A friendly guide to multi‑GPU LLM serving

Most apps can stay on one GPU longer than you think. Move to multiple GPUs when memory or throughput goals demand it, or when your model size exceeds available GPU memory. Parallelism adds communication costs and new failure modes—plan it, test it, and keep your caps tight.

Try Compute today: Launch a vLLM inference server on Compute with 2×, 4×, or 8× GPU presets. Choose France or UAE, stream by default, and keep max_tokens and context caps sensible while you test batch shapes.

When multi‑GPU actually pays off

  • Model does not fit. Even with int8, model size (weights + KV‑cache) can exceed a single card’s VRAM.
  • Context is long. High concurrency + long prompts/outputs (increased sequence length) push cache past safe headroom.
  • Throughput ceiling. You need more tokens/second at the same latency target than one card can deliver.

Tuning the global batch size is important for optimizing throughput and GPU utilization in multi-GPU setups.

If your issue is mostly queueing or oversized caps, fix those first. Multi‑GPU won’t save a bad scheduler.

first. It is simpler, isolates failures, and scales well for many workloads.

Why did latency get worse after going multi‑GPU?

Likely communication overhead or a batch shape that triggers cache pressure. Check interconnect bandwidth, trim caps, and re‑measure.

Can multi‑GPU help with long context?

Yes, by spreading memory across cards. But also consider RAG and quantization before adding complexity.

How do I know it’s time to upgrade?

When TTFT p95 rises and TPS flattens at steady traffic despite clean caps and healthy memory headroom on one GPU.

What is the role of the embedding layer in pipeline parallelism?

The embedding layer maps input vocabulary to hidden states. In pipeline parallelism, the embedding layer is often placed at the start of the pipeline and may be tied or shared across model stages to ensure consistency and efficiency.

How are transformer blocks and transformer layers distributed across GPUs?

Transformer blocks and transformer layers are split across GPUs in pipeline and tensor parallelism. Each GPU processes a subset of these layers, allowing the model to scale efficiently and handle larger architectures.

How are expert layers distributed in Mixture of Experts (MoE) models?

Expert layers in MoE architectures are distributed across multiple GPUs. This distribution enables parallel computation of different experts, improving scalability and computational efficiency during training and inference.

What are the challenges of training LLM with large activation memory?

Training LLM (large language models) requires managing significant activation memory.

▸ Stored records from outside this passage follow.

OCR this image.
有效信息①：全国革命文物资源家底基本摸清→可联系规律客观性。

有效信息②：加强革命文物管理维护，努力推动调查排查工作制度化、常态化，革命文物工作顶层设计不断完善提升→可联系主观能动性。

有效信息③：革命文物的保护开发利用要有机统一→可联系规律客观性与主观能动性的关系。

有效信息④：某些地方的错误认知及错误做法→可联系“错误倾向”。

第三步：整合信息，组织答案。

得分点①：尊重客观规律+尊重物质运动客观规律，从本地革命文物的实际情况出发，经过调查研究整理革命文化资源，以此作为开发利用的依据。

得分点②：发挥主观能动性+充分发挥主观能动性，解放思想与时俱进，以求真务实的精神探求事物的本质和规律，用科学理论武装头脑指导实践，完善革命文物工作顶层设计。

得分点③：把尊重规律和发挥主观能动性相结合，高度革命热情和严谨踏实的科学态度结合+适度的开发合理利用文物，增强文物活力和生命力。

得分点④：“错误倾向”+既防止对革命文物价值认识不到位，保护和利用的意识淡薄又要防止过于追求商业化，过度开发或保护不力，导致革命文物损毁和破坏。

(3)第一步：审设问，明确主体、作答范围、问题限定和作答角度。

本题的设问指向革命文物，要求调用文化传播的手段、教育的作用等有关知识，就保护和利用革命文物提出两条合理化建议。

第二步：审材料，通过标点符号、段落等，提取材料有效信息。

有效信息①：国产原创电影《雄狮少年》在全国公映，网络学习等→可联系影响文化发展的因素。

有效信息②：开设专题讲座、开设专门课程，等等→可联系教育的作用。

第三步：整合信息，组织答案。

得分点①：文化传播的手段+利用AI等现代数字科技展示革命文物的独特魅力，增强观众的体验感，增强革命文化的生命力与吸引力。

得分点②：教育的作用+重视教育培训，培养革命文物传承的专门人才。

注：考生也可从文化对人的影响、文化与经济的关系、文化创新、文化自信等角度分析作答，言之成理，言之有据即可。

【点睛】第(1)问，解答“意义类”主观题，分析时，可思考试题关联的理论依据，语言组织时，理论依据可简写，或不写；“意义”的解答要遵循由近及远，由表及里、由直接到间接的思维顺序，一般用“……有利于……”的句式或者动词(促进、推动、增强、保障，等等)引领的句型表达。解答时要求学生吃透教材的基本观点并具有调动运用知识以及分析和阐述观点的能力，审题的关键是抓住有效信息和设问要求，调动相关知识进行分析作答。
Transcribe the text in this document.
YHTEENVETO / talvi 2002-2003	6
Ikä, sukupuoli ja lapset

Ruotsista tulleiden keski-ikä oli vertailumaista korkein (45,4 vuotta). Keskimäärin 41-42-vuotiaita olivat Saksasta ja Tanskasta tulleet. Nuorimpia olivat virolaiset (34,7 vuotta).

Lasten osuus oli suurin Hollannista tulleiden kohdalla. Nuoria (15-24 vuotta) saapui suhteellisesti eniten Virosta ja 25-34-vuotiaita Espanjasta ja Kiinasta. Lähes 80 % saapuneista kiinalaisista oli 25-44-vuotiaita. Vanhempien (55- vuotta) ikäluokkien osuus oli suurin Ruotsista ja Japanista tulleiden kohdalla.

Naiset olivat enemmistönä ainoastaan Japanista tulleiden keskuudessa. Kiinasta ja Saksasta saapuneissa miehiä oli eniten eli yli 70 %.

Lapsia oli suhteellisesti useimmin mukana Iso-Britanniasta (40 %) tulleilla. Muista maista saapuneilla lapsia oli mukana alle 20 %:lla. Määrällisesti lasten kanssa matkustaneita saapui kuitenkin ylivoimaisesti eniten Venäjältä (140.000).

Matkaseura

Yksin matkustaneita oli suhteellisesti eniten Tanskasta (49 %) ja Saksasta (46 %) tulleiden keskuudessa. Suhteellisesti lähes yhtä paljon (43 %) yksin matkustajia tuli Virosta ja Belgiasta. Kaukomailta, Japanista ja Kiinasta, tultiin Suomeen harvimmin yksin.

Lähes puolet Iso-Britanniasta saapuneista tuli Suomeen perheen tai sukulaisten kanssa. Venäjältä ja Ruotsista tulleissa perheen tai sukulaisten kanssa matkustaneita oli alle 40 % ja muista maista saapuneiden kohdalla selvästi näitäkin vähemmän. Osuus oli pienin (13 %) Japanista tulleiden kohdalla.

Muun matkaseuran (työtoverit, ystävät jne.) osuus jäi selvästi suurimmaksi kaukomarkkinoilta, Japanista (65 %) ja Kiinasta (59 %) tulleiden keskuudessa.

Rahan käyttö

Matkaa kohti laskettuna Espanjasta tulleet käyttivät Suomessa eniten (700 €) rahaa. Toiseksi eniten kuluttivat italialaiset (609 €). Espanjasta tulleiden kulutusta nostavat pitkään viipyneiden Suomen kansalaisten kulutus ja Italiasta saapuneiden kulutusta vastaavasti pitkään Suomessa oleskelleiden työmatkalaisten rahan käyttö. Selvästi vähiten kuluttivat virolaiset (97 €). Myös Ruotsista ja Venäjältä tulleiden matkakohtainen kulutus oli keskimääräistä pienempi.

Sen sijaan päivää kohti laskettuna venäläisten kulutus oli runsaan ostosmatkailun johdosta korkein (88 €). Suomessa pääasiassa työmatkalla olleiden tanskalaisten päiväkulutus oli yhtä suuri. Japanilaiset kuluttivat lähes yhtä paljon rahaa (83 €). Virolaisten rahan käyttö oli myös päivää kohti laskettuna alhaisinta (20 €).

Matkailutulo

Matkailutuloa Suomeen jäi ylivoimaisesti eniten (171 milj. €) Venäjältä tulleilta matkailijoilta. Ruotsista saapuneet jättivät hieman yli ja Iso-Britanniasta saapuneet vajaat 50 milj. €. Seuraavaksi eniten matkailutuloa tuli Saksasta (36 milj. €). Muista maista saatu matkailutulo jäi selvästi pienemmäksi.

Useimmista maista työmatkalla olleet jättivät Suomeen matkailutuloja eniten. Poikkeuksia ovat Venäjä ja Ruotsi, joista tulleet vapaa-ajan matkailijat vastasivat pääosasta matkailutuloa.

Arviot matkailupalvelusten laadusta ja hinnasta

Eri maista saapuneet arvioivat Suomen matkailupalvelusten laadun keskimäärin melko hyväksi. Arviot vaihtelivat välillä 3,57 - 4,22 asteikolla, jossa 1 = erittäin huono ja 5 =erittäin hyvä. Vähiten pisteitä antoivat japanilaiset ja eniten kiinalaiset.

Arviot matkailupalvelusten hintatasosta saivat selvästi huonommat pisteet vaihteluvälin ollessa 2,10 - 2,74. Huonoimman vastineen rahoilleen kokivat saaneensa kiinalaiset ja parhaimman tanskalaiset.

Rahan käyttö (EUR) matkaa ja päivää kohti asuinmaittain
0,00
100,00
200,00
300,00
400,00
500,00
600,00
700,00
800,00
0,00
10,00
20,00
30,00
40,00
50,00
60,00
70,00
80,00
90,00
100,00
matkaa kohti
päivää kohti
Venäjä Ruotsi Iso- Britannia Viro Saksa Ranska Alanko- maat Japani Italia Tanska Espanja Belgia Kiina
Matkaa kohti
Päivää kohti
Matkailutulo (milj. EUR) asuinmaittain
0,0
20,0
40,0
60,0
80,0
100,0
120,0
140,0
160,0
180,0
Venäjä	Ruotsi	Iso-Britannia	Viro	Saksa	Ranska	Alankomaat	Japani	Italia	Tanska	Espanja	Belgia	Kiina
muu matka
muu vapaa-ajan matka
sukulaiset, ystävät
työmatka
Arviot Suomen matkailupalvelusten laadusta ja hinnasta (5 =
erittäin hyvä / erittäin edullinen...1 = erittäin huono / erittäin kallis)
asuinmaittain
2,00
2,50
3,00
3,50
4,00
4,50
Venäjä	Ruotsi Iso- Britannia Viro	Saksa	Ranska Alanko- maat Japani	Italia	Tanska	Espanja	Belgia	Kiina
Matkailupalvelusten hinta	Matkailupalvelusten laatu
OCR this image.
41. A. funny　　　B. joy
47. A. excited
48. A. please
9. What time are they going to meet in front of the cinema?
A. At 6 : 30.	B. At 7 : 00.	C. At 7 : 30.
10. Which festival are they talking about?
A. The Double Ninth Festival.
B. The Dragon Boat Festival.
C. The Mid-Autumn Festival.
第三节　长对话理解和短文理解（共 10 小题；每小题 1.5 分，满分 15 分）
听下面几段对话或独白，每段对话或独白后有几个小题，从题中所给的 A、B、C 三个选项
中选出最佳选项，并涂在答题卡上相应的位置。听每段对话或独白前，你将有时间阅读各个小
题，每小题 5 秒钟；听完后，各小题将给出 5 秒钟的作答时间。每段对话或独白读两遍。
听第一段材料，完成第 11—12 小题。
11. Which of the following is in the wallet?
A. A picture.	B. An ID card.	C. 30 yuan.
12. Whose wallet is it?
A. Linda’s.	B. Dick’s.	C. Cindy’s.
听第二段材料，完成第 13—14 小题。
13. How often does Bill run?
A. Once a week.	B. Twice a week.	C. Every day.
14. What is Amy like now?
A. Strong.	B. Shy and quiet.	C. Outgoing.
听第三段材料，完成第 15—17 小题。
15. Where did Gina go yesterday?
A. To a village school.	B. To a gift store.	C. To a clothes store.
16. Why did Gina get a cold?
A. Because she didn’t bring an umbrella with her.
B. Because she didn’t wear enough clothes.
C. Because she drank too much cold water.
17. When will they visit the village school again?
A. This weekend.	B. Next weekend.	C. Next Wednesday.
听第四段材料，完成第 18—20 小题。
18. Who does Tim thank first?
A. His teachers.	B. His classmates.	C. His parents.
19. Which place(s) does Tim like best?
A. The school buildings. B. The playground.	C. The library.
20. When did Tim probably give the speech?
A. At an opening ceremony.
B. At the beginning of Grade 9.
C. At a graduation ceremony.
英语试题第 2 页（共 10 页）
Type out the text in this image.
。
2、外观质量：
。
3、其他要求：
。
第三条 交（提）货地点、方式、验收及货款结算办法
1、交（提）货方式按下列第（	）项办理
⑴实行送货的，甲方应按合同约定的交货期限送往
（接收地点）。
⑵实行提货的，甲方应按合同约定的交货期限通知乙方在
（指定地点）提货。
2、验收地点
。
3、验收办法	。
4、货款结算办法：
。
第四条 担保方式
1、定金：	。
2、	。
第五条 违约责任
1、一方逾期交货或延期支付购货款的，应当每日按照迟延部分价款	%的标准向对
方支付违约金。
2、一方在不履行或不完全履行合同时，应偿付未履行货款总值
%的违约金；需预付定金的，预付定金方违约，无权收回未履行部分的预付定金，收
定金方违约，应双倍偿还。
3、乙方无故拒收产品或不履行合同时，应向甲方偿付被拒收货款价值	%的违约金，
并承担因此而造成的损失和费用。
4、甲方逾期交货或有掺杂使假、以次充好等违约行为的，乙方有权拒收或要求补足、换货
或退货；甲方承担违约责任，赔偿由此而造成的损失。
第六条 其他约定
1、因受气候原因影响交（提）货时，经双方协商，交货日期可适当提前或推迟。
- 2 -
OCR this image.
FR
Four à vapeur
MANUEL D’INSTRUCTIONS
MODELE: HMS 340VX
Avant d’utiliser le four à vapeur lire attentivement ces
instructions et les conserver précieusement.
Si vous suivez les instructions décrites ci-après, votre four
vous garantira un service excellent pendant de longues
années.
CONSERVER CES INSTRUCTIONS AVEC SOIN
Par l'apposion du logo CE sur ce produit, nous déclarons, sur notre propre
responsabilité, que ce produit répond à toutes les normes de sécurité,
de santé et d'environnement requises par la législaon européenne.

Specialized frameworks like NeMo help distribute activation data and optimize memory use, which is critical for efficient multi-GPU training.

How do the sequence and sequence dimension affect parallelism strategies?

Parallelism strategies like sequence parallelism partition and distribute activation data along the sequence dimension. This allows efficient handling of long input sequences and better utilization of GPU memory and compute resources.

What does linear propagation of data through pipeline stages mean?

Linear propagation means data moves sequentially through each pipeline stage, with each stage inferring shapes and processing outputs in order, without skip connections or complex routing.

How is pipeline parallelism implemented in popular frameworks?

Pipeline parallelism is implemented in frameworks like Megatron-LM and DeepSpeed by integrating with Data Parallelism (DP), Tensor Parallelism (TP), ZeRO, and various pipeline schedules. These frameworks provide practical configurations and codebases for deploying pipeline parallelism effectively.